Feuerbach leitet ihn an, mir einen Impuls zugeben, indem er sich zu einer Seite neigt. Wenn er beginnt, soll ich ihm folgen. Berühren dürfen wir uns nicht. Ich will lieber tanzen, mache aber mit. Wir wippen hin und her. Ich muss mich stark konzentrieren, um seine minimalen Bewegungen überhaupt wahrzunehmen.
Vor der Pause fragt Feuerbach, wie es uns geht. Arne und Conny fühlen sich wach und gut. Ich sage, ich fühle mich vorbereitet für den Tango. Mein Freund sagt, „ich bin müde und will nach Hause.“ Peinlich, denke ich und lächle verkrampft. Feuerbach nimmt es gelassen. Er hat bestimmt schon Schlimmeres gehört.

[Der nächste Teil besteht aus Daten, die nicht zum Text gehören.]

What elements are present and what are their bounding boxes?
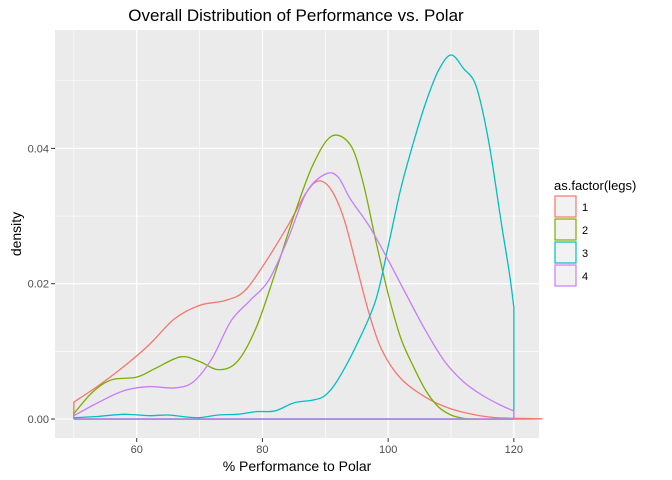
y-tick-label: 0.02 bbox=[28, 279, 49, 291]
legend: as.factor(legs) 1 2 3 4 bbox=[554, 178, 636, 287]
legend-items: 1 2 3 4 bbox=[554, 195, 588, 287]
plot-panel bbox=[55, 30, 543, 438]
legend-key-4 bbox=[554, 264, 577, 287]
density-line-legs-3 bbox=[73, 54, 515, 420]
chart-title: Overall Distribution of Performance vs. … bbox=[128, 6, 464, 25]
x-tick-label: 100 bbox=[379, 444, 397, 456]
legend-label-4: 4 bbox=[582, 271, 588, 283]
x-axis-title: % Performance to Polar bbox=[223, 458, 372, 474]
y-axis: 0.00 0.02 0.04 bbox=[28, 143, 55, 426]
series-lines bbox=[73, 54, 543, 420]
density-line-legs-2 bbox=[73, 134, 515, 420]
x-tick-label: 60 bbox=[131, 444, 143, 456]
legend-title: as.factor(legs) bbox=[554, 178, 636, 193]
legend-label-3: 3 bbox=[582, 248, 588, 260]
x-axis: 60 80 100 120 bbox=[131, 438, 523, 456]
y-tick-label: 0.04 bbox=[28, 143, 49, 155]
x-tick-label: 80 bbox=[256, 444, 268, 456]
legend-label-2: 2 bbox=[582, 225, 588, 237]
y-tick-label: 0.00 bbox=[28, 414, 49, 426]
x-tick-label: 120 bbox=[505, 444, 523, 456]
density-line-legs-1 bbox=[73, 180, 543, 420]
y-axis-title: density bbox=[8, 212, 24, 256]
plot-background bbox=[55, 30, 539, 438]
legend-key-3 bbox=[554, 241, 577, 264]
legend-key-2 bbox=[554, 218, 577, 241]
legend-label-1: 1 bbox=[582, 202, 588, 214]
legend-key-1 bbox=[554, 195, 577, 218]
density-line-legs-4 bbox=[73, 172, 515, 420]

Die Mittagspause nutzen mein Freund und ich, um ausführlich zu diskutieren, ob er unklare Impulse gibt, oder ich zu langsam reagiere. Im zweiten Teil nehmen wir die Tanzhaltung ein. Mein Freund neigt sich nach vorne, ich reagiere mit einem Rückwärtsschritt. Wenn er sich zur Seite neigt, folge ich ihm. Impuls – Reaktion, Impuls – Reaktion. Es funktioniert. Wir sind aufmerksam und achten aufeinander. Wir sagen nichts, unsere Körper sprechen. Mein Freund lächelt mich an. Feuerbach legt Musik ein. Die Bewegung und die Nähe machen Spaß. Ich fühle mich wohl. Feuerbach fordert uns auf, einen Wunsch an unseren Partner zu äußern. Arne sagt, er wünsche sich mehr Stabilität von Conny. Conny schaut bedrückt. Mir fällt nichts ein, also sage ich: „Mir macht’s Spaß, ich finde, wir harmonieren.“

Weiter geht’s. Wir tanzen jenseits des Zweivierteltakes in unserem eigenen Rhythmus. Joachim Llambi, Juror bei der Fernseh-Tanzshow „Let’s dance“, wäre erschüttert. Feuerbach sagt, „ob ihr im Takt seid oder nicht, spielt keine Rolle“. Partnertausch. Arne gibt deutliche Signale, er sieht konzentriert aus. Ich bin trotzdem unsicher. In der letzten Runde merke ich, wie entspannt wir tanzen. Mein Freund und ich wippen vor und zurück, spielen übertrieben Tangoprofis und werfen den Kopf zurück. Er steigt mir auf die Zehen, ich lache. Am Ende fragt Feuerbach, wie es uns geht. Arne und Conny sagen, sie haben sich mittags besser gefühlt. Mein Freund sagt, „ich habe gemerkt, dass sie auch leise Impulse ernst- und wahrnimmt und es gar keinen Grund gibt, laut zu werden.“ Ich strahle vor mich hin. Beschwingt gehen wir nach Hause. Irgendetwas an dem Tag hat gut getan. Kommunizieren, ohne zu sprechen.
Etwas gemeinsam unternehmen zur Musik, bei Nähe und Bewegung. Was es wirklich war, kann ich nicht genau einordnen. Aber das spielt ja auch keine Rolle.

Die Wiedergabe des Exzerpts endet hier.